DUBAI: Un incendie s'est déclaré vendredi dans une raffinerie de la compagnie pétrolière nationale du Koweït après des attaques de drones, a indiqué l'agence de presse officielle koweïtienne.

"La raffinerie Mina Al-Ahmadi, appartenant à la Kuwait National Petroleum Company (KNPC) a été la cible tôt ce matin de plusieurs attaques hostiles de drones, provoquant des incendies dans certaines de ses unités", selon l'agence, après une attaque la veille sur cette infrastructure qui avait déjà provoqué un incendie.
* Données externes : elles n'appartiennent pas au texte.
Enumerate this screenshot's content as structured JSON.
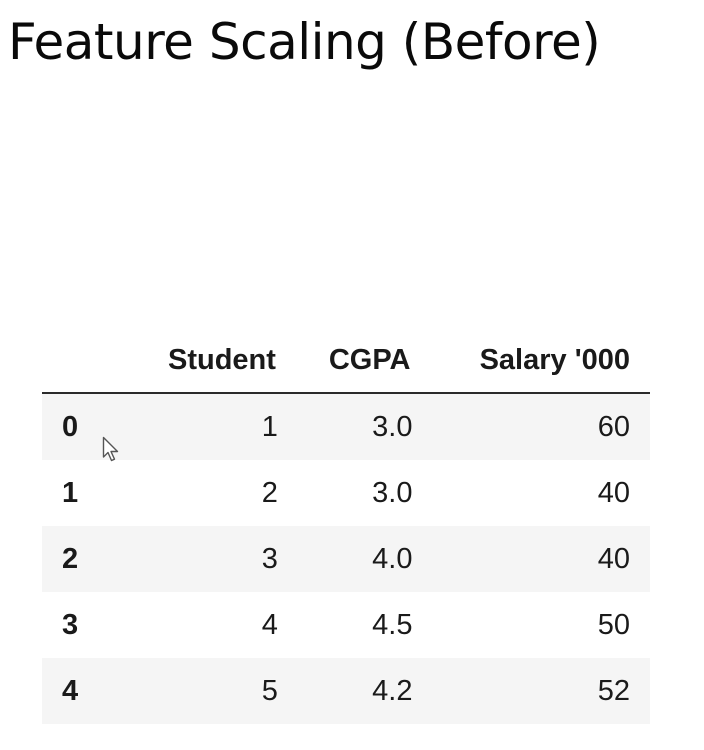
{
  "slide": {
    "title": "Feature Scaling (Before)"
  },
  "table": {
    "columns": [
      "",
      "Student",
      "CGPA",
      "Salary '000"
    ],
    "rows": [
      {
        "index": "0",
        "student": "1",
        "cgpa": "3.0",
        "salary": "60"
      },
      {
        "index": "1",
        "student": "2",
        "cgpa": "3.0",
        "salary": "40"
      },
      {
        "index": "2",
        "student": "3",
        "cgpa": "4.0",
        "salary": "40"
      },
      {
        "index": "3",
        "student": "4",
        "cgpa": "4.5",
        "salary": "50"
      },
      {
        "index": "4",
        "student": "5",
        "cgpa": "4.2",
        "salary": "52"
      }
    ]
  },
  "colors": {
    "stripe": "#f5f5f5",
    "header_rule": "#2b2b2b",
    "text": "#1a1a1a"
  },
  "icons": {
    "pointer": "mouse-pointer-icon"
  }
}
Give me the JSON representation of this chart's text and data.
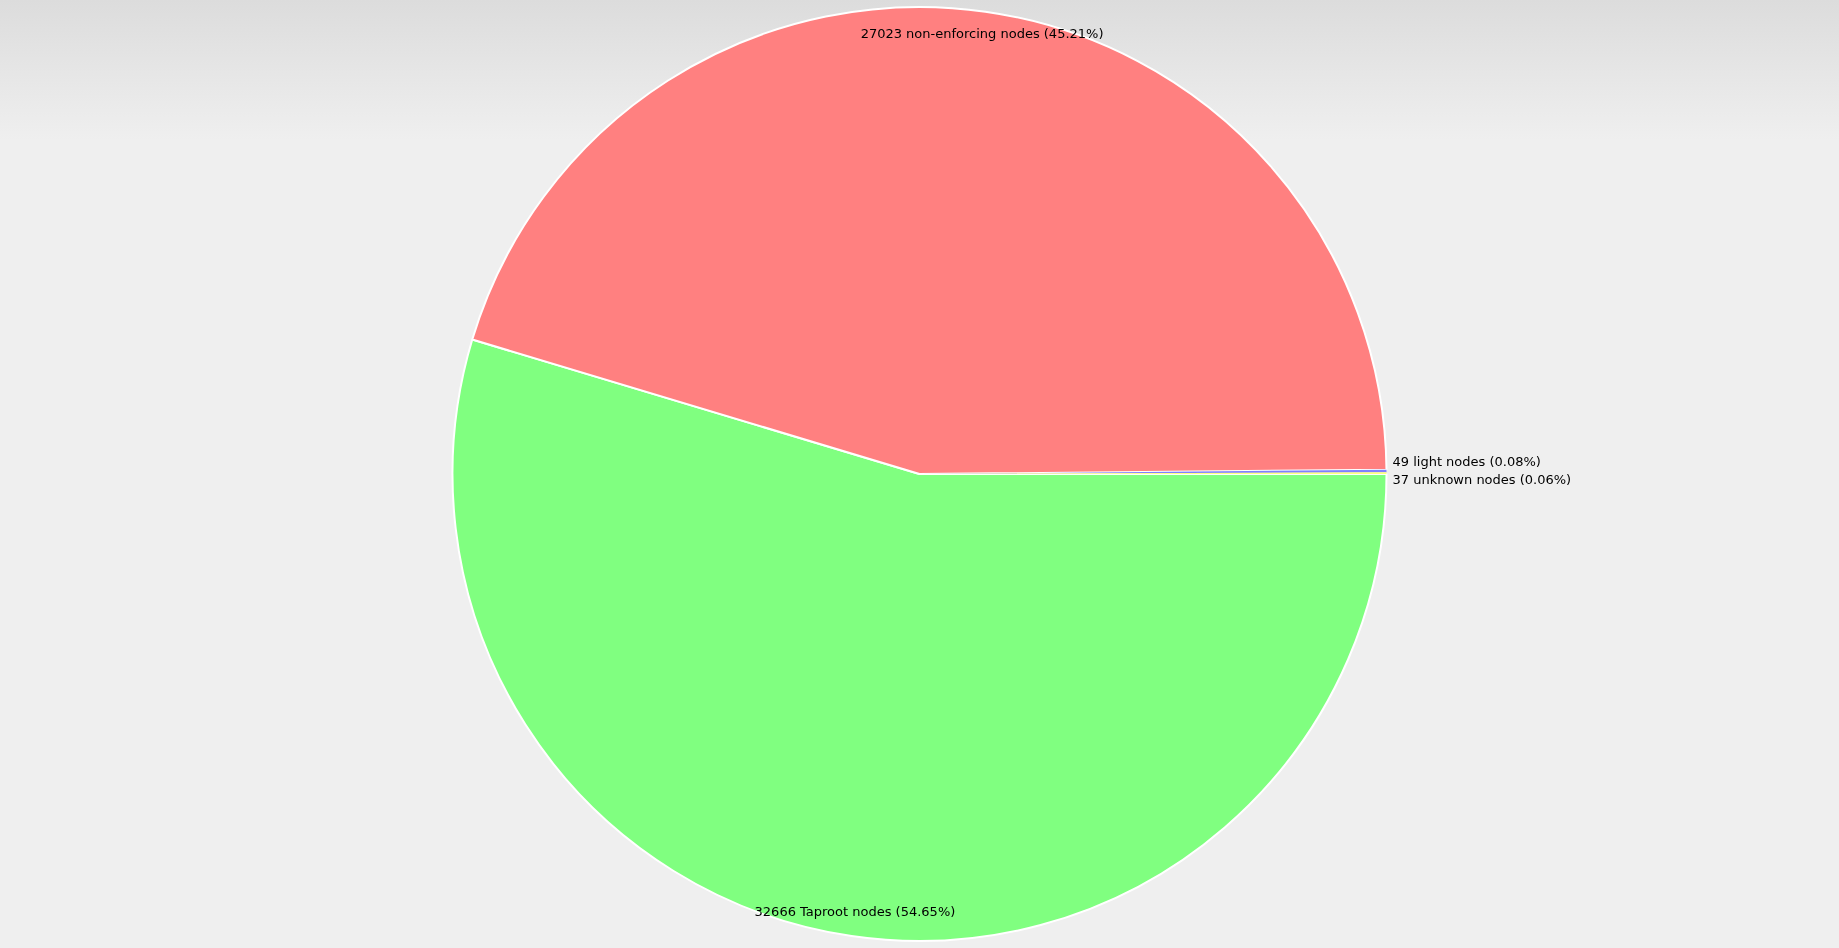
{
  "chart_data": {
    "type": "pie",
    "categories": [
      "32666 Taproot nodes (54.65%)",
      "27023 non-enforcing nodes (45.21%)",
      "49 light nodes (0.08%)",
      "37 unknown nodes (0.06%)"
    ],
    "values": [
      32666,
      27023,
      49,
      37
    ],
    "colors": [
      "#80ff80",
      "#ff8080",
      "#8080ff",
      "#ffff80"
    ],
    "legend": false
  }
}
En représailles à l'offensive conjointe des Etats-Unis et d'Israël débutée le 28 février, Téhéran a intensifié ces derniers jours ses frappes sur les infrastructures énergétiques des pays du Golfe.

L'attaque de vendredi sur la raffinerie Mina Al-Ahmadi n'a pas fait de victime mais a entraîné la fermeture de plusieurs unités du site, tandis que les pompiers tentent de contenir l'incendie, selon l'agence officielle koweïtienne.

Dans les autres pays du Golfe, les Emirats arabes unis ont dit vendredi répondre à des attaques de missiles et de drones, et le Bahreïn avoir maîtrisé l'incendie d'un entrepôt causé par des éclats provenant d'une "agression iranienne".

En Arabie saoudite, le ministre de la Défense saoudien a dit qu'en l'espace de deux heures, plus d'une douzaine de drones ont été "interceptés et détruits" dans l'est du pays et un autre dans le nord.